Heritage, Culture & Arts

Marlborough’s rich history runs wide and deep, from the earliest Polynesian settlers on Te Pokohiwi-o-Kupe/Wairau, Bar to the European pioneers who built towns and planted our first grapevines.

These people, the way they lived, and how they dealt with history’s major events has shaped Marlborough into what it is today.

Those stories are all here, waiting to be discovered all over again in the places where they happened or in our galleries, museums, art and theatre productions.

Picton Airport Heritage

Set in a valley between steep hills and surrounded by farms, Picton Airport is the base for Sounds Air – a local Marlborough airline founded in 1986 by Marlburians Cliff and Diane Marchant – and for Pelorus Air.

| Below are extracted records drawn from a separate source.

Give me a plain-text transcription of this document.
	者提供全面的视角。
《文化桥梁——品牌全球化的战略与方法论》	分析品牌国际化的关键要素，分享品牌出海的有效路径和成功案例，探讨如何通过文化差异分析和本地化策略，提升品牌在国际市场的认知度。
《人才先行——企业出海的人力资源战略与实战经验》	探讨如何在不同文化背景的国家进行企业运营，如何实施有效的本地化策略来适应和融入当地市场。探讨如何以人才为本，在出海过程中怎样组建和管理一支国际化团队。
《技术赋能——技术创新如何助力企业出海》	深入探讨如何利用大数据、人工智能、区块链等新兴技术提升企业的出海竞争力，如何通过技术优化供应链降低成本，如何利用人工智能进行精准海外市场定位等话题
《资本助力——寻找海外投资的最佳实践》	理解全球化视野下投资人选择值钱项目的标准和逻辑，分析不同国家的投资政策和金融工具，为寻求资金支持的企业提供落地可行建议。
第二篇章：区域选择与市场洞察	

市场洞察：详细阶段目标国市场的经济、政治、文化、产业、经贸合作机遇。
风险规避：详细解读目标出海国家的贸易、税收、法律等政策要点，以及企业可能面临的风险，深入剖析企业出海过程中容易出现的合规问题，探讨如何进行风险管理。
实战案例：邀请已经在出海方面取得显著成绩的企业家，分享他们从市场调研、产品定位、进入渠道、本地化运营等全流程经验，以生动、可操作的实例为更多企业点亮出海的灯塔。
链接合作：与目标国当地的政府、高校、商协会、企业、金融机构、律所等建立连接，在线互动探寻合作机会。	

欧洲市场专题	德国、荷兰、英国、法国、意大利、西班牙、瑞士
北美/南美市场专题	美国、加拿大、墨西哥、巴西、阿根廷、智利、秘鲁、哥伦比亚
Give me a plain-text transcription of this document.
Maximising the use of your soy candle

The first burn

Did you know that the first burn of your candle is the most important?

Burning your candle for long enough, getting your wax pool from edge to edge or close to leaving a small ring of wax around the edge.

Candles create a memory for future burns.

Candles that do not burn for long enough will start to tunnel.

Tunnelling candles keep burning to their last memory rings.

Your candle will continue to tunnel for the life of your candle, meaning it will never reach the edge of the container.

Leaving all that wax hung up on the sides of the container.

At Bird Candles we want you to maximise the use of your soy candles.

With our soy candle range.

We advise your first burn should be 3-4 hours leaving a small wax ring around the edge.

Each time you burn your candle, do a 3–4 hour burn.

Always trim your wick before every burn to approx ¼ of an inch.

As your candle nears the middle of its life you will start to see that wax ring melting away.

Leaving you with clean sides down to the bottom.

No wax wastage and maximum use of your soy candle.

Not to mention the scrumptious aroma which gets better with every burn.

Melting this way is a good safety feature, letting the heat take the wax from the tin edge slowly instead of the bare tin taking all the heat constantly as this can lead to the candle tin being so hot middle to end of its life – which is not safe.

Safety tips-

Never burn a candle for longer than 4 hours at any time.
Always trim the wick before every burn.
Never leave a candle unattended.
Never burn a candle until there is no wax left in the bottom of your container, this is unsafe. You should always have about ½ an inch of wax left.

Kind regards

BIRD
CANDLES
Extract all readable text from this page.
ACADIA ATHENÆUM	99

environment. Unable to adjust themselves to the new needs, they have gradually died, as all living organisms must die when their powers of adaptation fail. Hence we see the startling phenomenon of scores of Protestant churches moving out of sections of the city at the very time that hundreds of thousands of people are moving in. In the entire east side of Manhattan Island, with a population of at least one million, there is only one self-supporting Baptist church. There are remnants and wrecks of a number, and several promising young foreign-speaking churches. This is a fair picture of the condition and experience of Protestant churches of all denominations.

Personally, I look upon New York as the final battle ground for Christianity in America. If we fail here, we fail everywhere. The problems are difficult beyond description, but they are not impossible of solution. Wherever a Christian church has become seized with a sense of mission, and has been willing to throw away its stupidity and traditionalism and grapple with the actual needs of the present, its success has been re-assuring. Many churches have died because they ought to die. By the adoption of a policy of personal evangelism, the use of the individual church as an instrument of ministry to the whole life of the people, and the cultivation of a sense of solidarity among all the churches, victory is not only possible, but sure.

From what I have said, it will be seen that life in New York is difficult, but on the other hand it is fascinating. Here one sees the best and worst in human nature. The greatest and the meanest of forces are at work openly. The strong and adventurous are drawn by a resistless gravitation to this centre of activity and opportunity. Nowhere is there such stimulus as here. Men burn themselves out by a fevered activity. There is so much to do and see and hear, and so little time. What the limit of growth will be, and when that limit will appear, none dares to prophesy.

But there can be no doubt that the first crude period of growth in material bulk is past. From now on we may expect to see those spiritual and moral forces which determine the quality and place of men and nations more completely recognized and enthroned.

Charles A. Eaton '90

Located at Koromiko (halfway between Waitohi/Picton and Te Waiharakeke/Blenheim), the airport is also home to the Marlborough Sounds Airpark. The purpose-built residential airpark with private hangars on every section is by the taxiway so owners can taxi their planes straight to their hangars.

Koromiko was once a township with a church, railway station, general store and Waitohi School, later called Koromiko School, which closed in 2012 after 139 years.

Near Picton Airport, is historic church St John in the Wilderness. Located on the corner of State Highway 1 and Speeds Rd, the church was opened by Anglican Bishop Andrew Burn Suter (after whom the well-known Suter Art Gallery in Nelson is named) on April 4, 1871. It became a New Zealand Historic Places Trust registered building in 2009.